Integrated development approaches are needed to address these chronic food security problems. Smart aid takes a long, comprehensive view of food security and development.
ACDI/VOCA's focus for 50 years has been food security, and it currently manages 84 projects in 40 countries to empower people to succeed in the global economy. It implements the majority of projects under the U.S. Agency for International Development's (USAID) Support for Food Security Activities contract, a major component of Feed the Future.
Through activities targeted to the most vulnerable, ACDI/VOCA increases the availability and quality of food in local and regional markets and improves consumer access to nutritious food. ACDI/VOCA food security programs address immediate needs in times of crisis to prevent bad situations from deteriorating by strengthening the resiliency of vulnerable populations and enhancing their ability to respond to future shocks.
Through comprehensive value chain approaches to agricultural development, ACDI/VOCA addresses opportunities and constraints of all participants in the food chain, including smallholder farmers, and provides more productive and sustainable results that help nations grow their way out of food shortages.
ACDI/VOCA Food Security and Agricultural Development Experts Available for Interview
Our experts, in Washington, D.C., Ethiopia and Malawi are available for media interviews.

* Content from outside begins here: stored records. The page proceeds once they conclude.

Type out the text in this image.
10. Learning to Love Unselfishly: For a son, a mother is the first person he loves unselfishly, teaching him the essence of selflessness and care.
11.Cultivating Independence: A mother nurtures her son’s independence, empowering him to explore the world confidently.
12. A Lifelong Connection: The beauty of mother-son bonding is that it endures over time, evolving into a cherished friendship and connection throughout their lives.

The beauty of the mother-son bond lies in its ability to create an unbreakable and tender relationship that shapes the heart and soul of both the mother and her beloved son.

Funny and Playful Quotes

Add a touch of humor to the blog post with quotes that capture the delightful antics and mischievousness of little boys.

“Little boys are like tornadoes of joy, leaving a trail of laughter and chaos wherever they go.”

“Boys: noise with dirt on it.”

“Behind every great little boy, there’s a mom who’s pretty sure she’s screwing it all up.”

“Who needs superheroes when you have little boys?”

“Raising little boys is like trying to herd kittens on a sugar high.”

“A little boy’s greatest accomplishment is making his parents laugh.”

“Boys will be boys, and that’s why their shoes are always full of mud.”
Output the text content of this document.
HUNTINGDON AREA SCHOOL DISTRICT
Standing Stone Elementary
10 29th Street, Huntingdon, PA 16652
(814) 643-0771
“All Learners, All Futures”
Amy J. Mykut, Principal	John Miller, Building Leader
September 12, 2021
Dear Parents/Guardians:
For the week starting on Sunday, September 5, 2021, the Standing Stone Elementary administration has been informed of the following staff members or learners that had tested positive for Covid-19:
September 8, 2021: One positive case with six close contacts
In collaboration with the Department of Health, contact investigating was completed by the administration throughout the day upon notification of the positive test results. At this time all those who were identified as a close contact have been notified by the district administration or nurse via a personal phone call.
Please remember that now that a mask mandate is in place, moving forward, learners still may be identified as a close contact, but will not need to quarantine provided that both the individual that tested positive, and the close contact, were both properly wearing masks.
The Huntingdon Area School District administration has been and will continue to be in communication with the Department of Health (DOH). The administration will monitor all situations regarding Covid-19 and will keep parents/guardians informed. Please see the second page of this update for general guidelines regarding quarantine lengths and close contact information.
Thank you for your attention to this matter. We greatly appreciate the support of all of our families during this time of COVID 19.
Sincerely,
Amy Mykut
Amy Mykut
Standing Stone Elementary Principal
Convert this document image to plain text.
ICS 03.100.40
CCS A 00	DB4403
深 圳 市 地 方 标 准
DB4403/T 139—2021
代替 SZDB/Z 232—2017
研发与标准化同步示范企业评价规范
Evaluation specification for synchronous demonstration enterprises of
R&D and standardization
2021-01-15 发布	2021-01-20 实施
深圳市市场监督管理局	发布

As Cameron calls for increased attention to hunger, they can address the concrete details of what works in food security and agricultural development programs, as well as what's needed for ongoing crises. Experts available for interview:
Paul Guenette, ACDI/VOCA's senior president for corporate affairs, has designed and managed large, integrated, sustainable development programs in a career spanning 35 years and 59 countries. He has implemented development programs for USAID, conducted international marketing workshops for the USDA Foreign Agricultural Service and analyzed agribusiness global trends for the World Bank.
John "Bick" Riley has 20 years of experience managing field programs in Africa. Currently, he serves as chief of party for ACDI/VOCA's Ethiopia FEED Project, funded by USDA. Previously, he was chief of party for the $34 million USAID-funded Agricultural Development and Value Chain Enhancement Project (ADVANCE) in Ghana.
Robert Turner is chief of party for ACDI/VOCA's USAID-funded project to support structured and transparent commodity trading systems in Malawi that can help reduce global hunger.
ACDI/VOCA Programs Take an Integrated Approach to Development
Since 1963 and in 145 countries, ACDI/VOCA has empowered people in developing and transitional nations to succeed in the global economy. Based in Washington, D.C., ACDI/VOCA is a nonprofit international development organization that delivers technical and management assistance in agribusiness, financial services, enterprise development, community development and food security to promote broad-based economic growth and vibrant civil society.